Kayla’s work as a community educator is deeply and firmly rooted in decolonial education practices and in rethinking what ‘education’. As a community educator Kayla facilitates, coordinates, conducts workshops, speaks on panels and delivers keynote speeches. In her 10 year career, she has spoken about topics such as critical race theory, decolonization, anti-oppression, intersectionality, the embodied effects of colonial violence, mental health, gender, sexuality, disability justice, reproductive justice, trauma, and art as a means of radical change and healing.
She has done consulting and facilitation for the University of Toronto, University of Guelph, York University, George Brown College, Tools For Change, Toronto Community Housing, Public Health just to name a few. She is currently in the process of creating workshops and is always excited to curate tailored workshops for teams, community organizations, and individuals.

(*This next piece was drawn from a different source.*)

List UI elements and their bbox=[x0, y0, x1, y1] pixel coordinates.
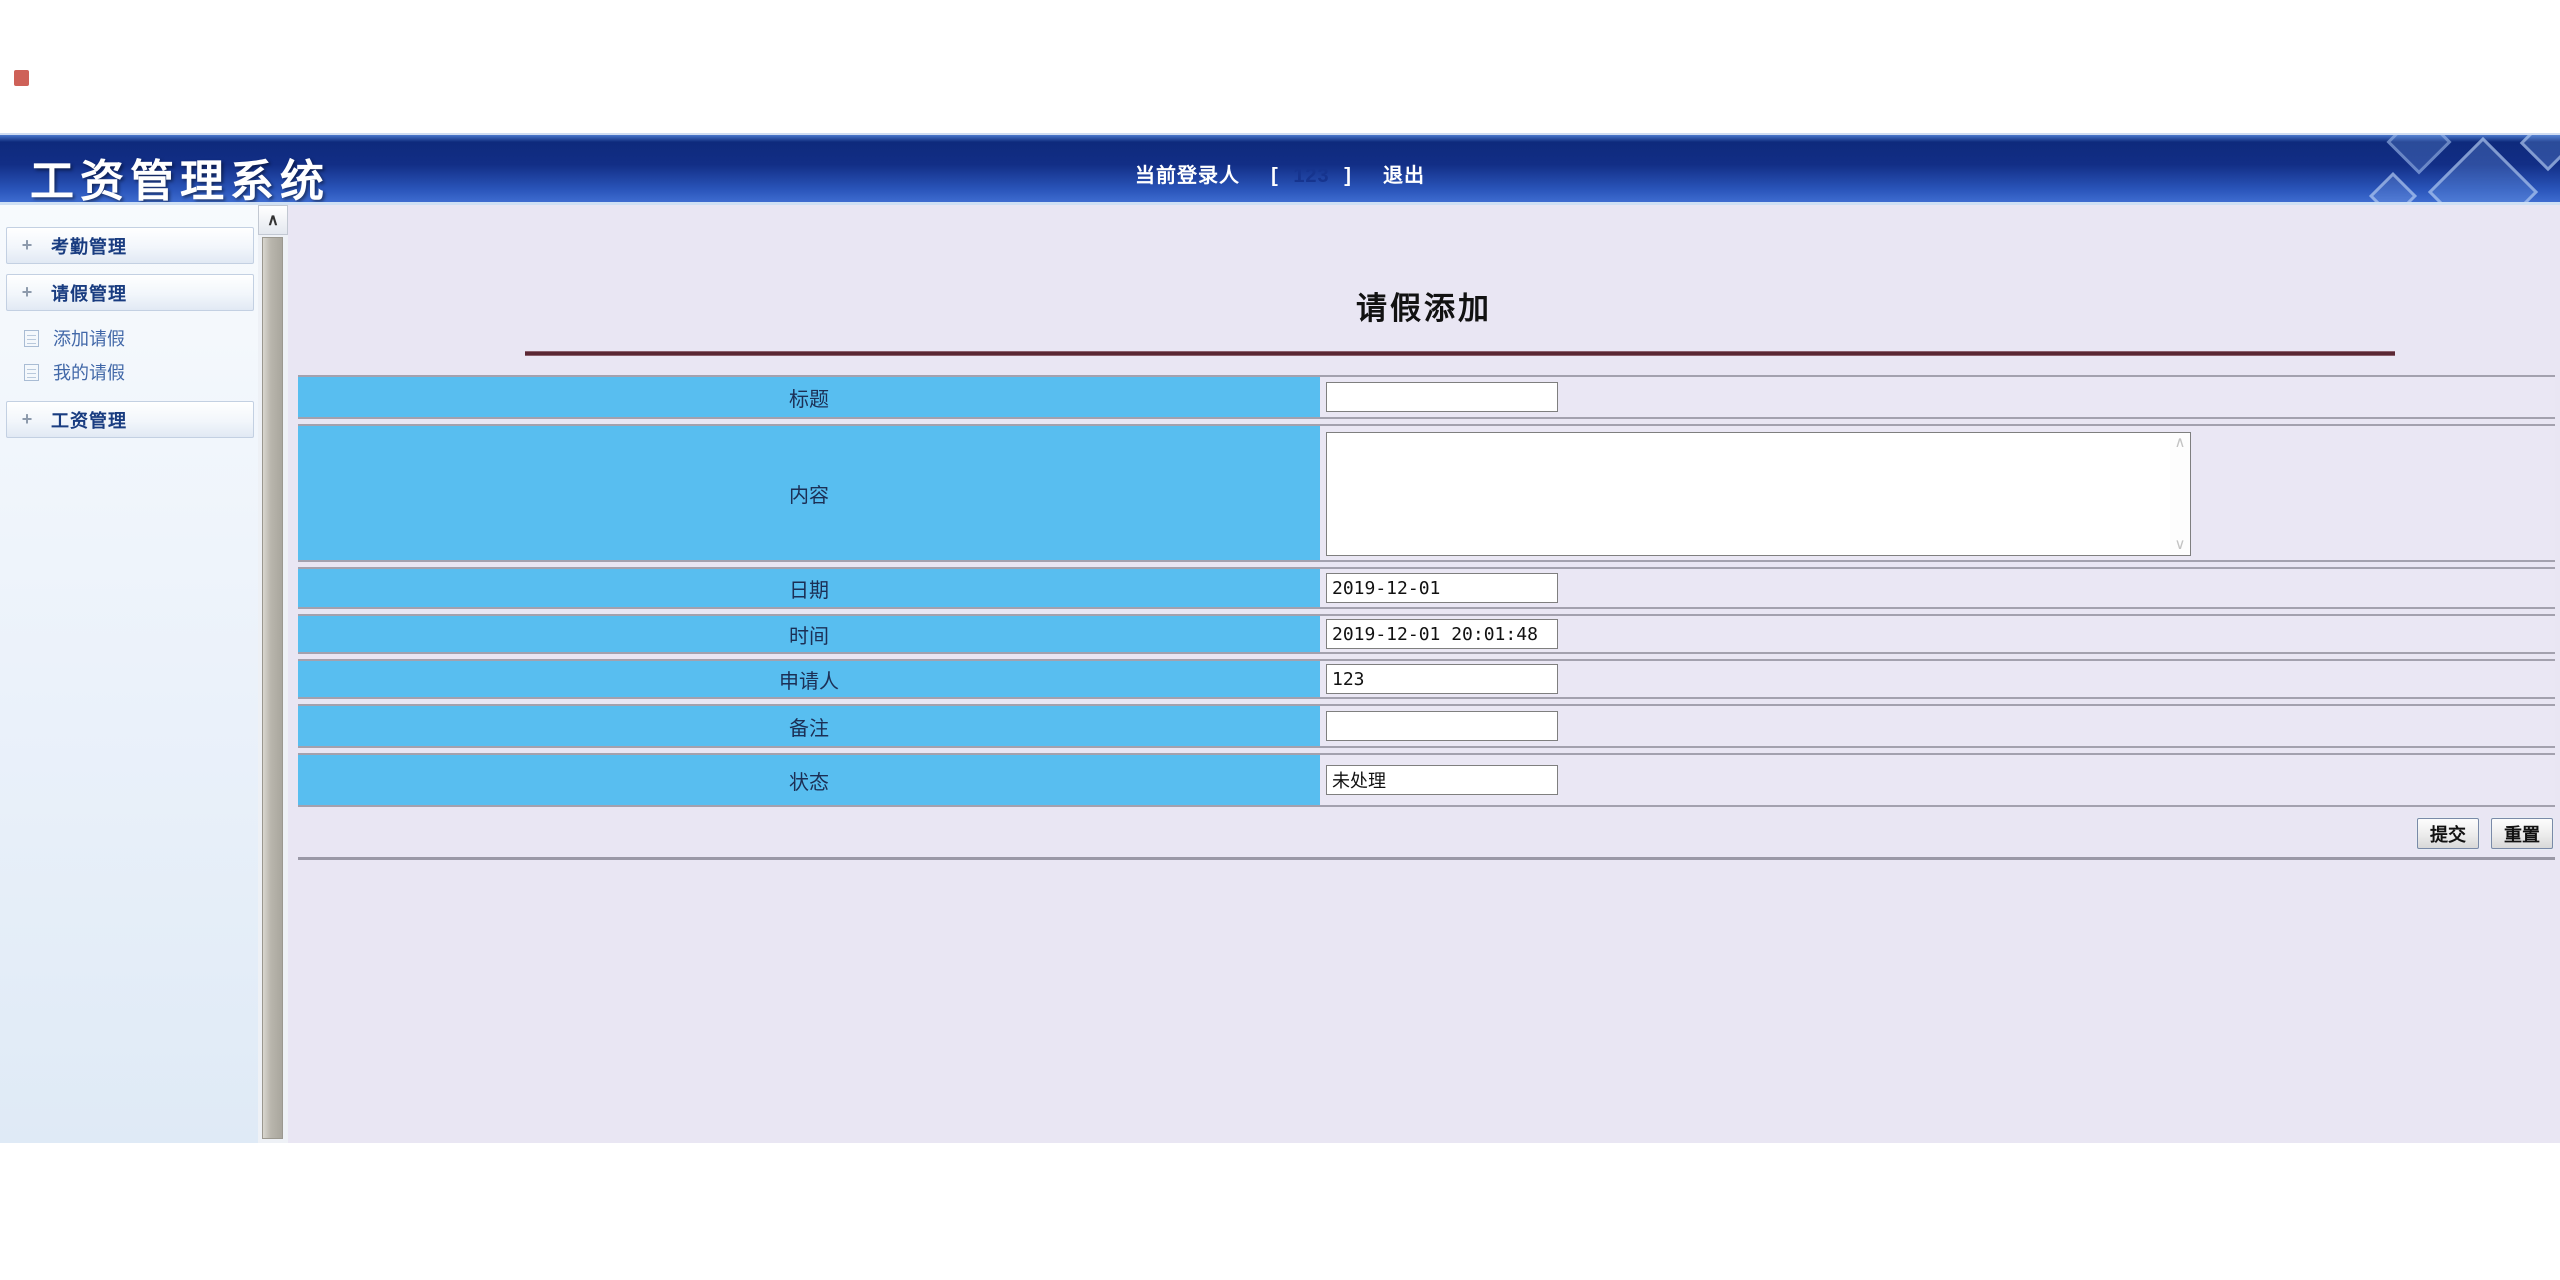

“I hired Kayla to facilitate a body butter workshop and be part of a discussion on health + wellness for Black and Brown students. She shared herself from a place of deep ancestral knowing and her compassionate offerings of story and medicine were a welcome oasis from the stressful culture of the university. I highly recommended giving her a shout to collaborate!”
“Kayla is an incredibly gifted and thoughtful educator and artist. She balances empathy with an exceptional depth of knowledge which is very appreciated.”
- Kat Andrikopoulos (Filling the Gap TO)
Kayla arrived at her work as a healer with the same fury that she arrived at her need to heal. Through her lived experience with trauma, mental health, being a survivor, chronic illness and being an empath, Kayla’s work as a healer comes from a deep awareness of the massive pitfalls in what accounts as support, care and healing for those of us who are all but forgotten in the Western Medical Industrial Complex.
By addressing issues like environmental racism, food security, mental health, poverty, ongoing vicarious trauma and high maternal mortality for Black and indigenous people amongst so much more, Kayla is deeply invested in reframing what healing looks like and how we can do so with agency, dignity, and self-determination.
As a birth worker Kayla is invested in working to helping people rethink the connecting between birth and gender, with the intention of moving our society away from the cis - heteronormative colonial understandings of birth and pregnancy. She is currently working in training to become a certified birth doula for underserved communities. Specifically, teen parents, racialized communities, incarcerated folks, members of the LGBTQ2AIS+ community, poor folks, people living with disabilities and mental health needs, and trauma survivors.
As an intuitive reiki practitioner, Kayla works with her clients to unpack where they are holding trauma and hurt, all while taking an intersectional approach to understanding how these things came to be. Part of Kayla’s practice as a healer is dedicated to producing new ways to inspire and affirm those of us who have been convinced it out of our right to heal.